If you want to know where it is on the day you were born, it's HERE (http://www.true-node.com/eph0/)
@source wikipédia (https://en.wikipedia.org/wiki/Rhea_(mythology)) : In Greek mythology, Rhea, or Rheia (in ancient Greek Ῥέα / Rhea or Ῥεία / Rheía), is a Queen of the Titans and Greek Titanide of Fertility, daughter of Ouranos (the Sky) and Gaia (the Earth), sister and wife of the Titan Cronos, and mother of the Cronides, the gods and goddesses Hestia, Demeter, Hera, Hades, Poseidon and Zeus.
For a long time, Cronus and Rhea reigned over the Universe. Cronus, warned by Ouranos and Gaia that one of his children must dethrone him, seeks to escape his destiny by devouring his children. During the birth of Zeus, Rhea tricked her husband into giving him a stone wrapped in a cloth to swallow. In the meantime, she hid the child in Crete. Later, when Zeus reaches adulthood, he forces his father to regurgitate the stone and his five siblings who grew up in Kronos' womb.
In Roman mythology, Rhea is assimilated to Cybele, nicknamed the grandmother of the gods, the “Great Phrygian Goddess”, the “Great Mother” (Magna Mater) or the “Mother of the gods”. It is the subject of an orgiastic cult, with ritual mutilations, which spread from Asia Minor to Rome, where it is officially welcomed in its form of “Black Stone”.
In performances, she is often escorted by lions.
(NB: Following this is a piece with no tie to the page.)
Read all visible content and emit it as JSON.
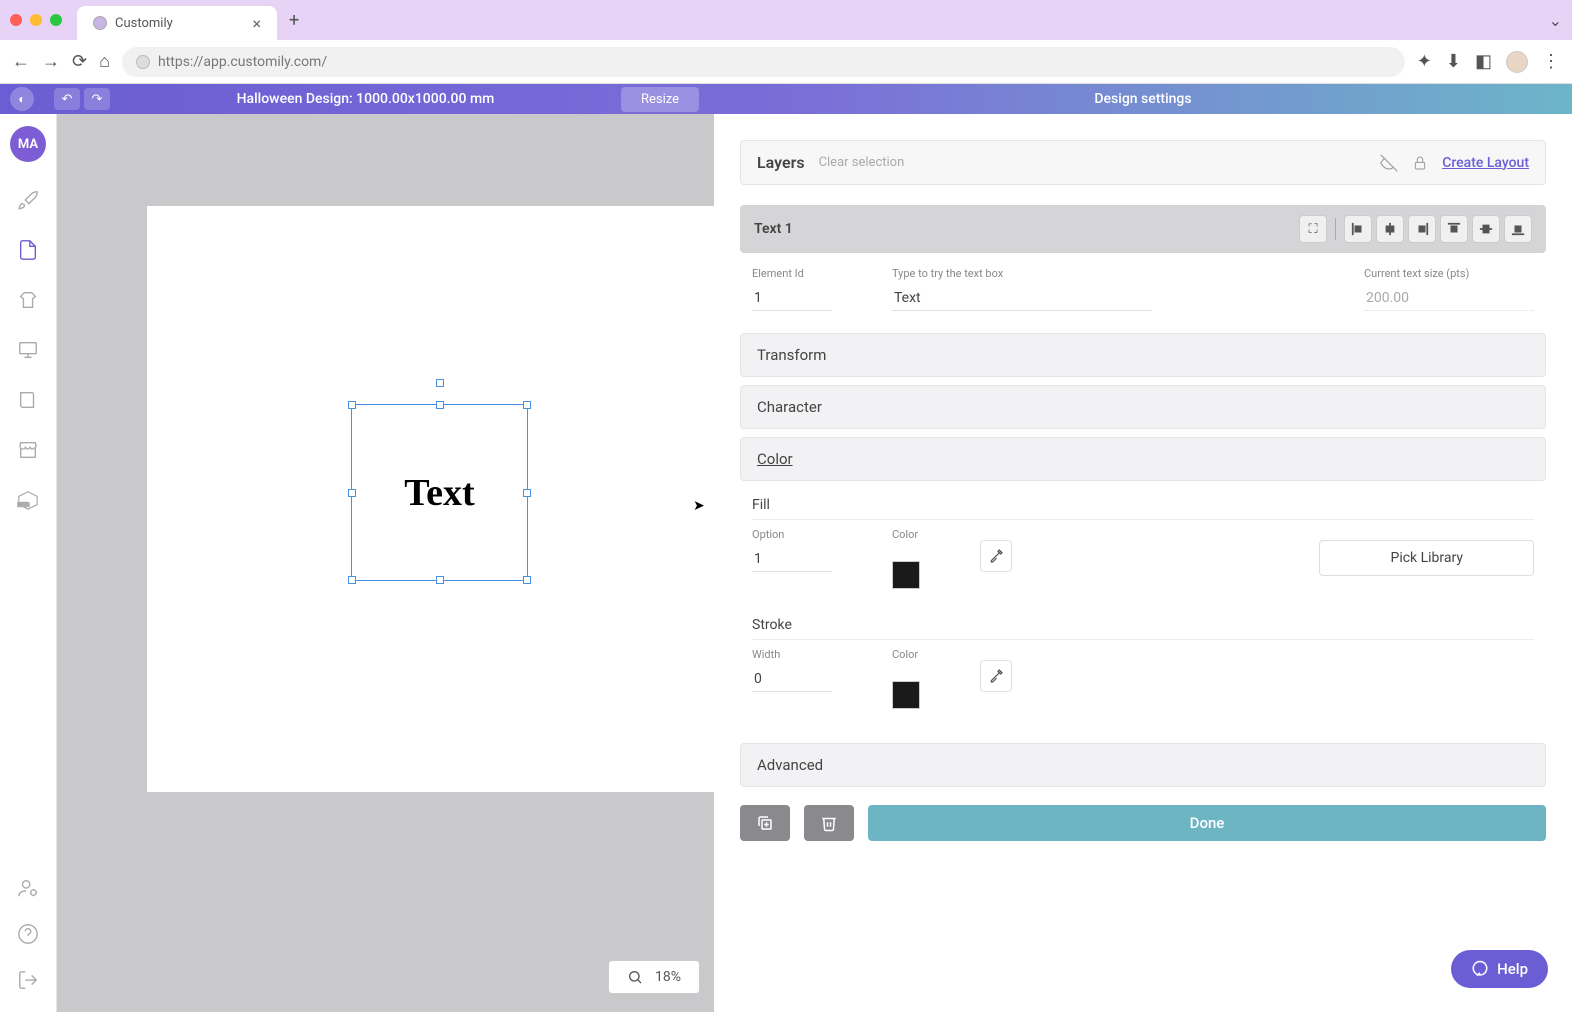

Little present in the stories, she intervenes in the story of Dionysus whom she cures of his madness by introducing him to its mysteries. But she is best known for the spurned love of the handsome Attis (her partner) who went crazy and emasculated.
Rhea is also nicknamed depending on the locality: goddess of Dindyme, Ida, Berecynths, etc. She is also assimilated to Ops, Sabine goddess of fertility linked to the Earth.